'One Step Forward, Two Steps Back' is the title of a book by that chess lover V.I. Ulyanov or Lenin, and that is wholly pertinent as a judgement on Fischer's idea.
Damsky didn't explain what he meant by that remark, and since he died in 2009, we're not likely to get an explanation. I understand it as saying that chess960 somehow sets chess back, a notion which I've already encountered in this blog.
First we had More Arguments Against Chess960, where I quoted Tim Krabbé saying, 'Any form of shuffle chess puts chess back 200 years'. This wasn't just the respected Dutch writer having a bad hair day. Some time earlier he is on record saying, 'chess would be put back 100 years'. The more he thinks about chess960, the more it puts chess back.

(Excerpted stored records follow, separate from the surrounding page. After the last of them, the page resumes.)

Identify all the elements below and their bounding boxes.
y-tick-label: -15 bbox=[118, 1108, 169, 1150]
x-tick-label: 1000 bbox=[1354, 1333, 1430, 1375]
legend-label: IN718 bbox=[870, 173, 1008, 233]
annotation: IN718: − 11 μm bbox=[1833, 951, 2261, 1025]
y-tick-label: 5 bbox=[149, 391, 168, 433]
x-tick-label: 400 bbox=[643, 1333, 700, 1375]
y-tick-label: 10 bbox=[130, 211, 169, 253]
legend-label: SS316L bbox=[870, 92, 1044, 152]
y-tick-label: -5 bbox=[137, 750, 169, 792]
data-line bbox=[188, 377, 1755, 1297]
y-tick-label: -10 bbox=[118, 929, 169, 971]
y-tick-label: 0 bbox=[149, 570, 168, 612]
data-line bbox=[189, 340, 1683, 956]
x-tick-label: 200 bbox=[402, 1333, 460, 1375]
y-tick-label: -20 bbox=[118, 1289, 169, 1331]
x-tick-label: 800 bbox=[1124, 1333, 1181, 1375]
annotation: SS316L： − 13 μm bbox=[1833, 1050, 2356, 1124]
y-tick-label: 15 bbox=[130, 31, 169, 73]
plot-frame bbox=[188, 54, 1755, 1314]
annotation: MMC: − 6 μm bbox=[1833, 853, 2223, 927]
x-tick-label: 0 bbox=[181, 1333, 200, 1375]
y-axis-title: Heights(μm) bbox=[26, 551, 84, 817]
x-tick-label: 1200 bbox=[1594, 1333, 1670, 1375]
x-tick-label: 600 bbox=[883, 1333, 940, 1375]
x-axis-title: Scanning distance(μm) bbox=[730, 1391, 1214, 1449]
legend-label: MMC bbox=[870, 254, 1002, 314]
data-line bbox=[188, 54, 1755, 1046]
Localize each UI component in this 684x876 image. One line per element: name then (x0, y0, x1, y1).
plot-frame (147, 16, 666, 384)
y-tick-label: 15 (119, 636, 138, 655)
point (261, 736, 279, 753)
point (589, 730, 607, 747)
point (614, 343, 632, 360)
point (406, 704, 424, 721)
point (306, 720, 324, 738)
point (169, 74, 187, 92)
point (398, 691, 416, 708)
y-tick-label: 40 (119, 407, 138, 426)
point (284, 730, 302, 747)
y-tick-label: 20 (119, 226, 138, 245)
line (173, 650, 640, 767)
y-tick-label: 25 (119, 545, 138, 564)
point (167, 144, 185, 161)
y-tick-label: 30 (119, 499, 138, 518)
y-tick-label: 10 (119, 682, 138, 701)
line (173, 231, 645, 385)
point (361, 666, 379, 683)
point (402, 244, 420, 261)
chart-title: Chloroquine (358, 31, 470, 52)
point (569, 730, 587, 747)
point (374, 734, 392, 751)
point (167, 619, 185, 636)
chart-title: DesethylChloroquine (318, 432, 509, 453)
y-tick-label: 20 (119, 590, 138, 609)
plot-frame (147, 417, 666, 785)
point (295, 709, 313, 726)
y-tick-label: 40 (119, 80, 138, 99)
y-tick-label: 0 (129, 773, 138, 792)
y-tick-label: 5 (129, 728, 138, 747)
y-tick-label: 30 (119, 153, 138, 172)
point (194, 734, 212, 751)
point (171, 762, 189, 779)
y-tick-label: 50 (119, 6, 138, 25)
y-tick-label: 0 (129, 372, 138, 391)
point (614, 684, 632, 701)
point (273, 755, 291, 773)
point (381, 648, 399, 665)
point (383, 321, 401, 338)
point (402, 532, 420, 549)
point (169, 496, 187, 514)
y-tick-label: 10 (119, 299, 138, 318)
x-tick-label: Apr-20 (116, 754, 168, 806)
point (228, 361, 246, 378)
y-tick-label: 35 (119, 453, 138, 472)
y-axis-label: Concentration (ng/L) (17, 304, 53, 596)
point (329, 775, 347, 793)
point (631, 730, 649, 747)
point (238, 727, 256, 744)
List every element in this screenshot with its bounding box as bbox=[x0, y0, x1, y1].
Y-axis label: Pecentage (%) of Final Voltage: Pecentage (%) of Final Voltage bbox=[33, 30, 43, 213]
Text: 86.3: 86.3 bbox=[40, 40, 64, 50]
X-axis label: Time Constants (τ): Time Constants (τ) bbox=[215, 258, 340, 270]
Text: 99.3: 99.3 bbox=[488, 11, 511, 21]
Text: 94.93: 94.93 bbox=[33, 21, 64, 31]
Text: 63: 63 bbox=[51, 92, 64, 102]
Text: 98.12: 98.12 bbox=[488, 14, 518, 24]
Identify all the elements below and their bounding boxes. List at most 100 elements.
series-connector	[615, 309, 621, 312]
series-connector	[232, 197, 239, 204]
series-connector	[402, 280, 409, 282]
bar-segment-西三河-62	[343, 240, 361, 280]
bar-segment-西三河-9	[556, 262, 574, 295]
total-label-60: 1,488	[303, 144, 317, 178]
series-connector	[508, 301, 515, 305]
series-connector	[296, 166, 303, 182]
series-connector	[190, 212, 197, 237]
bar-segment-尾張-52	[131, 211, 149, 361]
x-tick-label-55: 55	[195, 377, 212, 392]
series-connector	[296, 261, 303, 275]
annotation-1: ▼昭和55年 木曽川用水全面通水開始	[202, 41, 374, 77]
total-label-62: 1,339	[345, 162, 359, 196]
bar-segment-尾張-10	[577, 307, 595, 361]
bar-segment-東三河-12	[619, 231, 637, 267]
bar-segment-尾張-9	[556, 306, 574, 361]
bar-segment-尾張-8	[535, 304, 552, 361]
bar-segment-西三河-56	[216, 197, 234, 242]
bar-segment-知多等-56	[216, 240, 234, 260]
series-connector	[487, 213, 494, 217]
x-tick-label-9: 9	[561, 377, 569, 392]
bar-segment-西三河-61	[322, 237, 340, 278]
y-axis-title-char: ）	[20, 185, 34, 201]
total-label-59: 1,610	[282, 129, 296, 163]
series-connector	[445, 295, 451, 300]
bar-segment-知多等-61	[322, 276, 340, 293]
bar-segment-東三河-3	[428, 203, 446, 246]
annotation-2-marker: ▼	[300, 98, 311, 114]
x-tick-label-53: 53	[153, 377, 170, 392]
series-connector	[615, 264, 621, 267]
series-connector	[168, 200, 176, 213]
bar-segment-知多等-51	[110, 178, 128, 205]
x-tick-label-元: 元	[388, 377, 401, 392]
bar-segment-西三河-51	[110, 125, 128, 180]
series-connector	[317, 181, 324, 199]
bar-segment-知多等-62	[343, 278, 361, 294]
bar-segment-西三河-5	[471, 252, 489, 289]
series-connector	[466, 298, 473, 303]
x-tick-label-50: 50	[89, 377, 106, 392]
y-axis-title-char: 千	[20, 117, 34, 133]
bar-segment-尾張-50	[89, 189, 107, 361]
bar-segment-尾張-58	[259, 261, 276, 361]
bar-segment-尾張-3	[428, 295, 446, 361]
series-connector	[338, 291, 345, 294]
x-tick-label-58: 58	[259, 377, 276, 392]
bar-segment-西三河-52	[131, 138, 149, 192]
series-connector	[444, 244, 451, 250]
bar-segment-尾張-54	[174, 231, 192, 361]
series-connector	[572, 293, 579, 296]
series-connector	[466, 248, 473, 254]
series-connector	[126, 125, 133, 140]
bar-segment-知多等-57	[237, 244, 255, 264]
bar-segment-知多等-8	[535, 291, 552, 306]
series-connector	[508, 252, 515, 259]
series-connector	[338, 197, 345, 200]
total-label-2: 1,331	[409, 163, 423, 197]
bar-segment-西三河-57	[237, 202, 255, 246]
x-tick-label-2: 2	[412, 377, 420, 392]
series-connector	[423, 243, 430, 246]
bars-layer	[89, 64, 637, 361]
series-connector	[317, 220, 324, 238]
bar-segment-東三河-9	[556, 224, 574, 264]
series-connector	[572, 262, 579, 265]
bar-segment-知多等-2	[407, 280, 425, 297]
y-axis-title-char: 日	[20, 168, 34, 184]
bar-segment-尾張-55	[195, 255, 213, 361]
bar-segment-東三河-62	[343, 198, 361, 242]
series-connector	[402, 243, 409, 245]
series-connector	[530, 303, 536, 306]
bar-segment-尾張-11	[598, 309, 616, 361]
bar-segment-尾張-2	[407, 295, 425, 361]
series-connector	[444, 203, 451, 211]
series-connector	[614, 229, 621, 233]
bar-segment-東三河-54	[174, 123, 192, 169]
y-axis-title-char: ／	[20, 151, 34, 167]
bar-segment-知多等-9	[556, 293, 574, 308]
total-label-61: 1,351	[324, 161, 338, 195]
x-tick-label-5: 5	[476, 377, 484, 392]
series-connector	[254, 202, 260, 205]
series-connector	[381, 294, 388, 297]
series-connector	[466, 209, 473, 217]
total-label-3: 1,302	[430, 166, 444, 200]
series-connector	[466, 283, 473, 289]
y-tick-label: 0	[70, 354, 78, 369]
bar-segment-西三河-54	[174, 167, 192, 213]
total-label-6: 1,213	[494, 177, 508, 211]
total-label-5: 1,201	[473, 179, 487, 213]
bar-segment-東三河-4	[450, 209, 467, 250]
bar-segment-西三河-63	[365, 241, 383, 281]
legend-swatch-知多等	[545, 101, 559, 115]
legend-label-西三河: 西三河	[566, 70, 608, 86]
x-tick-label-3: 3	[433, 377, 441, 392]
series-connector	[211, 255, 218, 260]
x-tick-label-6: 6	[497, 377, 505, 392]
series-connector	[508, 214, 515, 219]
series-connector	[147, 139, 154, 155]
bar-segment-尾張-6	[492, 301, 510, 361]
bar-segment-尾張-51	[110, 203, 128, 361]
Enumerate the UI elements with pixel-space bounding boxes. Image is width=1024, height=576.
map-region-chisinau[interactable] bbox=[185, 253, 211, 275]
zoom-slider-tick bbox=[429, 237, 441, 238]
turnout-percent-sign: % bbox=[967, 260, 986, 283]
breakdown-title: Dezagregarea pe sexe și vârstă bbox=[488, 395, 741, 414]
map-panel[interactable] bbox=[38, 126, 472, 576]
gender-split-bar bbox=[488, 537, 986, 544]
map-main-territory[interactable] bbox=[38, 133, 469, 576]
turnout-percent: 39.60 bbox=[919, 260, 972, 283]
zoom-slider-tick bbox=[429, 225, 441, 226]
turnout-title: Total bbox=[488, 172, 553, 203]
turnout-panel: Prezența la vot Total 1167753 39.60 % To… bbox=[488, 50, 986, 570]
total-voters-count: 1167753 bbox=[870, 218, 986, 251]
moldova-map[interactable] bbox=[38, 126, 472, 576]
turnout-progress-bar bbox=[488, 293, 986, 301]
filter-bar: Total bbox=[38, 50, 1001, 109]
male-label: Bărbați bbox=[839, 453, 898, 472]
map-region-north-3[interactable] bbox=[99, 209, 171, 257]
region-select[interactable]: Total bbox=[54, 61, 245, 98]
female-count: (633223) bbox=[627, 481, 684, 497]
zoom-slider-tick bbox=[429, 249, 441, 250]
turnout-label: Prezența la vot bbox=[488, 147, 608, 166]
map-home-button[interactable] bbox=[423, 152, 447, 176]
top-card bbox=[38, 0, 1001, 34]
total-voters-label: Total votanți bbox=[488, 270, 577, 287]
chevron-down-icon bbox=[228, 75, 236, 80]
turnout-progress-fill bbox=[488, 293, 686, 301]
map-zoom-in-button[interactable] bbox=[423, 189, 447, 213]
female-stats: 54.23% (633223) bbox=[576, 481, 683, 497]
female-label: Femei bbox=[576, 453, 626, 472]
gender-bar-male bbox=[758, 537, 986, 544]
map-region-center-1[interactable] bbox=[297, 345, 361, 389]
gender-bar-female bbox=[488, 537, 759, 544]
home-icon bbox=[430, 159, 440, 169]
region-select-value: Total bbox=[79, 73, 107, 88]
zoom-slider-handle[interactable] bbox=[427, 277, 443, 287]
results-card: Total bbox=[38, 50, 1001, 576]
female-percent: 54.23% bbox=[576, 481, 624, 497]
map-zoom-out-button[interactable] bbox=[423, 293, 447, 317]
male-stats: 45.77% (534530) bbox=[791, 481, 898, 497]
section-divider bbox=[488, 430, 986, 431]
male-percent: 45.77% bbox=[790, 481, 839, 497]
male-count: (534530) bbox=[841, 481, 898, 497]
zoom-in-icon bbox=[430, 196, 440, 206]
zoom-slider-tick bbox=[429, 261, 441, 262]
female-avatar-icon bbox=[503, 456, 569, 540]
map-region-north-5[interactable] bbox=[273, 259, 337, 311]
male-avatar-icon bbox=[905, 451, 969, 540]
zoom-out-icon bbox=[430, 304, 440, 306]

Later we had A Highbrow Dismissal of Chess960, where I quoted Mark Dvoretsky saying, '[Chess960] games almost never show us any aesthetic value. If we remember how hard it can be to discover the secrets of a position even in traditional chess, where we can refer to many generations' worth of experience, what I’m saying becomes logically obvious.'
I was reminded of all this when I encountered John Watson Book Review #82 : Historical and Biographical Works, Installment 3 on TWIC. In that 'review', really several reviews rolled into one article, the American IM tackled two books by GM John Nunn: 'Grandmaster Chess Move by Move' and 'Nunn's Chess Puzzle Book'. The review isn't dated, but the newest book reviewed was published in 2007, so it's from a few years ago. My interest on this blog is in the 'Puzzle Book', where Watson wrote,
I'd like to describe a fascinating and potentially controversial section that Nunn incorporated into this book, one that seems to have escaped notice in most book reviews: his historical comparison of older, pre-World War I players to modern ones. Nunn calls this section 'The Test of Time'.
In his review Watson quoted large portions of the book, enough to let us follow Nunn's complete train of thought. The British GM started,
One of the great perennial questions in chess is: how do the great masters of the past compare with the leading players of today? Like all really interesting questions, it is very hard to answer. It is even possible to disagree on the ground rules for the comparison: for example, should you take into account the development of chess theory over the intervening time, and not mark down the old masters for their naive handling of many opening systems?
He then went on to describe the results of a study where he compared the games of the great 1911 Karlsbad tournament with the 1993 Biel Interzonal. Since the Karlsbad tournament was played 100 years ago, you can guess where I'm going with this post...
Today is Christmas Eve, I'm running late, and there are more pressing matters than the evolution of chess theory. I'll leave you to read Watson's synopsis of Nunn's findings and will come back to the topic for my next post, scheduled for the day of New Year's Eve.
To all those who celebrate the holiday, have a Merry Christmas! And please be careful about drinking and driving.